THE QUEEN OF THE RUSHES
Is One of Irelands best known double jigs. Here it is played in the lower key of ‘D' which especially suits the pipes on this tune.
PADDY FAHYS JIG
Comes from the repertoire of Galway fiddle player Paddy Fahy.
THOUSANDS ARE SAILING(Words: Traditional. Music: A. Irvine, D. Lunny)
Andy first heard a version of this sung by Cathal McConnell and Robin Morton and afterwards, another version by the late Eddie Butcher.
While most emigration ballads are in the first person and concern themselves with the general misfortune of leaving Ireland and well known and well loved landmarks. This song is related by an observer and describes the emigrants last night at home, the packing of the trunks, the tearful farewell of friends, relations and neighbours, his journey to the train and the final heartbreak of pulling away from the shore.
TÁIMSE IM' CHODLADH
This is the tune of one of our "Aislings" or vision poems. It is from a period which produced some of the finest and richest slow airs.
LORD BAKER (C. Moore)
From John Reilly with new words and music from Christy.

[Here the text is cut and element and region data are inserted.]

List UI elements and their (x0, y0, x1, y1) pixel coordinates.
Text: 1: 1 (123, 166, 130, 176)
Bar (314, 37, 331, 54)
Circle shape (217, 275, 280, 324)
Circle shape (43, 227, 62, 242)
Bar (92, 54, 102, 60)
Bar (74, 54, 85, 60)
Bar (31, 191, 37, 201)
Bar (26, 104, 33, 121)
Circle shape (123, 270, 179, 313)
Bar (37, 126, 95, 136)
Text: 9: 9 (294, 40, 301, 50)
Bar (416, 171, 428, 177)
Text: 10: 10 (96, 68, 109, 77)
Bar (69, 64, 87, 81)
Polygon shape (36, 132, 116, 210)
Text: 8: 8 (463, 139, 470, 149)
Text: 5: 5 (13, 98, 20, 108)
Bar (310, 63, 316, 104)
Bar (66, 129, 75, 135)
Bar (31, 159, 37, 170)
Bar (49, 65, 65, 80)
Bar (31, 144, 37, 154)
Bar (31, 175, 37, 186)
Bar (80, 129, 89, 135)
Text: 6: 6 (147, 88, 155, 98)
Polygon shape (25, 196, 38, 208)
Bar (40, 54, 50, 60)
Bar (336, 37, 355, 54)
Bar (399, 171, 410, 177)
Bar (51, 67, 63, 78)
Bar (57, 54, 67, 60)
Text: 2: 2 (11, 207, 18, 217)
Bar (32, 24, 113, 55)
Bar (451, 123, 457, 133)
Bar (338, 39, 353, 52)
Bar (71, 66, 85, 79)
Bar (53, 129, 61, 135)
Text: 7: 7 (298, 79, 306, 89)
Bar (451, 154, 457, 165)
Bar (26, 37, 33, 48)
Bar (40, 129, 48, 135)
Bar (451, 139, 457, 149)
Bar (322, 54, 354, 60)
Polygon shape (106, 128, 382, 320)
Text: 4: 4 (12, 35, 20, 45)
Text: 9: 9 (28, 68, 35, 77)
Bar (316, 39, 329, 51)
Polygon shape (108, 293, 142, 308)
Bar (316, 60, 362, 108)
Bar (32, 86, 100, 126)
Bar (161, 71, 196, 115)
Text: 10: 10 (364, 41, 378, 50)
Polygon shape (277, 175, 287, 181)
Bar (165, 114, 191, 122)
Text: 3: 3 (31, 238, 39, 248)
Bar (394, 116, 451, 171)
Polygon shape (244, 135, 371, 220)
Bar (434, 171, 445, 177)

ACCIDENTALS (A. Irvine) & ARAGON MILL (Si Kahn)
Andy learned Aragon Mill from the North Carolina singer and excellent songwriter SI KAHN. In Si's neck of the woods, cotton has always been of paramount importance and the closing of a mill brings with it, not only unemployment but also the end of a way of life, whether it be a cotton mill in NC or Lancashire or a linen mill in Belfast.
The song is preceded by a short piece written somewhere between Windmill Lane Studios and Milan.
i. THE ACONRY LASSES
ii. THE OLD WHEELS OF THE WORLD
iii.THE SPIKE ISLAND LASSES
I PITY THE POOR IMMIGRANT (Bob Dylan)
THE IRISH MARCHE (William Byrd)
The song is preceded by a short piece written somewhere between Windmill Lane Studios and Milan. Composed in the 16th century by English composer William Byrd. Its source is "My Ladye Nevells Book of Virginal Music". It is one of a suite of 12 pieces entitled "The Battell".
It was probably inspired by an Irish clan march. It certainly has that feel about it.